Vinson: "It had snowed up there a couple of days before, and the location itself was in the middle of a huge cotton field that was just sticky, black mud. We would have sunk clear to our ears if we had tried to walk out there. So we had to write it down as an attempt, 'cause we didn't make it."
Landphair: "Now, does Sonja think you're a little [crazy]?"
Vinson:"Oh, she already knew that years ago.

And she looks on this project, the ones she's gone with me on, as somethin' other than stayin' home and watchin' TV, get out of the house, see some country, and maybe eat at some restaurant in some out-of-the-way little town that we'd never even heard of before. That's kind of fun, too."
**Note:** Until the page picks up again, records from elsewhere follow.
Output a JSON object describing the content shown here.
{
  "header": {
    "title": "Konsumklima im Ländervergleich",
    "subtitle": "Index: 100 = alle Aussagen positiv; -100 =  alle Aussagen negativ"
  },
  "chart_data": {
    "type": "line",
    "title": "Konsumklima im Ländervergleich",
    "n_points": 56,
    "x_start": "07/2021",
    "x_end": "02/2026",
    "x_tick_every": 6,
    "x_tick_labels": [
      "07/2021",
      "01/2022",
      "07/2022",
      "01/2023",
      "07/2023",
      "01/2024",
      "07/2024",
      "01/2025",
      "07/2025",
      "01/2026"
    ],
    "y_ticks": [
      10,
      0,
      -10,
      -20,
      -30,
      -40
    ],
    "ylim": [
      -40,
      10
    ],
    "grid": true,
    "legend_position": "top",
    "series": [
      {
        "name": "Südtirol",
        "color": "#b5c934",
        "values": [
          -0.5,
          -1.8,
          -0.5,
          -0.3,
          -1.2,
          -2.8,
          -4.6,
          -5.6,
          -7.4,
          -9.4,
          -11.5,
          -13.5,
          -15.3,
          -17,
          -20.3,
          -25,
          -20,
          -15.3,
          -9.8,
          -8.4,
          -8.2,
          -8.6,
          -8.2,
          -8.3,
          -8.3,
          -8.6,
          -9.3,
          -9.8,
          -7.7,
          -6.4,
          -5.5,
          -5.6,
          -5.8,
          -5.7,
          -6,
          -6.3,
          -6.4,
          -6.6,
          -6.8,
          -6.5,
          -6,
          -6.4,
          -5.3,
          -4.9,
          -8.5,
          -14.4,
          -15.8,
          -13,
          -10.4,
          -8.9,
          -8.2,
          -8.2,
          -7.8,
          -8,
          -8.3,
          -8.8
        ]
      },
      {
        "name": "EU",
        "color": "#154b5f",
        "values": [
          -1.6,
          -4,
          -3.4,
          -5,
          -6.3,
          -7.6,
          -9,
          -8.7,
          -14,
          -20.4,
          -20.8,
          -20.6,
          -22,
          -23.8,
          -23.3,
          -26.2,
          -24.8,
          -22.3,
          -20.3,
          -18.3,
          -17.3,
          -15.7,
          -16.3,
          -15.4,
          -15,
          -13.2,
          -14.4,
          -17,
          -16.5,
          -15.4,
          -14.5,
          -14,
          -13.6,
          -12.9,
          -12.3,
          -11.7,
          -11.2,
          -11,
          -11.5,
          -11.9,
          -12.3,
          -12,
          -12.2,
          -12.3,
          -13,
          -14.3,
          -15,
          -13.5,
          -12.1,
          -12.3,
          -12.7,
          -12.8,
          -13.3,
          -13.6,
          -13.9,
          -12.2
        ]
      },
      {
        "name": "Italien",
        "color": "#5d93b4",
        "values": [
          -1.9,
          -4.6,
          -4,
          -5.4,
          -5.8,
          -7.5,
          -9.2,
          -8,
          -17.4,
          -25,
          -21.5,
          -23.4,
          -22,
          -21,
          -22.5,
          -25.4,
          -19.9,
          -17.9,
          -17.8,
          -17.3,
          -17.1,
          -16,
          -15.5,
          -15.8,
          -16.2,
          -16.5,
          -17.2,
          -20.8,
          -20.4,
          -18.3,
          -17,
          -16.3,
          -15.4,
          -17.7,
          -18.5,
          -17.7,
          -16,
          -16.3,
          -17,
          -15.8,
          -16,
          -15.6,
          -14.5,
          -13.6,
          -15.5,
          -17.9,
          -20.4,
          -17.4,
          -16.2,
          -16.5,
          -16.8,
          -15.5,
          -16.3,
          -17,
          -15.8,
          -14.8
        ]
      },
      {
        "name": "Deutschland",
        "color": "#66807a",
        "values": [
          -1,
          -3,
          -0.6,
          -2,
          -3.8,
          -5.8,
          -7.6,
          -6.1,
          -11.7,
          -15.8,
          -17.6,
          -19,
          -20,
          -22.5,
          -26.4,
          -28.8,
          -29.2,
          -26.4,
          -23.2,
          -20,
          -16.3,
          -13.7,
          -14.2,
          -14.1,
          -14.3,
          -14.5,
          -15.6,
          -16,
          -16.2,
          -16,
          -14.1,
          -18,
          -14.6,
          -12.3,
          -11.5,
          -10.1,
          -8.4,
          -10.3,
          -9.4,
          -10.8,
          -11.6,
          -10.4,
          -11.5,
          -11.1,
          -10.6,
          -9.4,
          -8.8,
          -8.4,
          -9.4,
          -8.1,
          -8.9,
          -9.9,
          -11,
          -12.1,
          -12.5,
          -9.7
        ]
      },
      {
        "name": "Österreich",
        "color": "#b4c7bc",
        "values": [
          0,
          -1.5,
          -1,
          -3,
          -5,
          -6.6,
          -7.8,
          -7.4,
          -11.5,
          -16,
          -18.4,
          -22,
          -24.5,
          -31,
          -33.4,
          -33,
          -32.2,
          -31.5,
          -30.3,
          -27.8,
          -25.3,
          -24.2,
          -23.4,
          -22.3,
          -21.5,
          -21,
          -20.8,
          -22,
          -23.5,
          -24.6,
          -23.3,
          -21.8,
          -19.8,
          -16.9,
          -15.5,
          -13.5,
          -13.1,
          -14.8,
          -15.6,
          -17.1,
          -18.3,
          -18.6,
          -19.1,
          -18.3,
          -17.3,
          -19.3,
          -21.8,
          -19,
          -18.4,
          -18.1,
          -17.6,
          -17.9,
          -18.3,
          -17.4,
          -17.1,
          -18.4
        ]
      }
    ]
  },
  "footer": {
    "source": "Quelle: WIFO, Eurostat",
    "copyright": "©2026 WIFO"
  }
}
Mr. Vinson says that out amid the sagebrush and jackrabbits and horned toads, he likes to leave a little stack of rocks, or drive a stick in the ground, as an informal marker that means "Ed Vinson was here" at the very spot that is, we'll say, thirty two degrees north latitude, ninety-nine degrees west longitude.

As to the long-term value of the Degree Confluence Project, those with whom we spoke say it records not just the earth's familiar landmarks or beautiful scenery, but also what you might call the "real world" as it is. It's a world that is developing to the point that, fifty years from now, when each of the confluence points may or may not have been documented, people will look at the photographs and read the visitors' notes, and marvel at the changes.

Between now and then, there's work to be done. As of today, of those 16,000 places where the earth's imaginary lines cross, 13,644 have yet to be photographed.

The website for the Degree Confluence Project is www.confluence.org.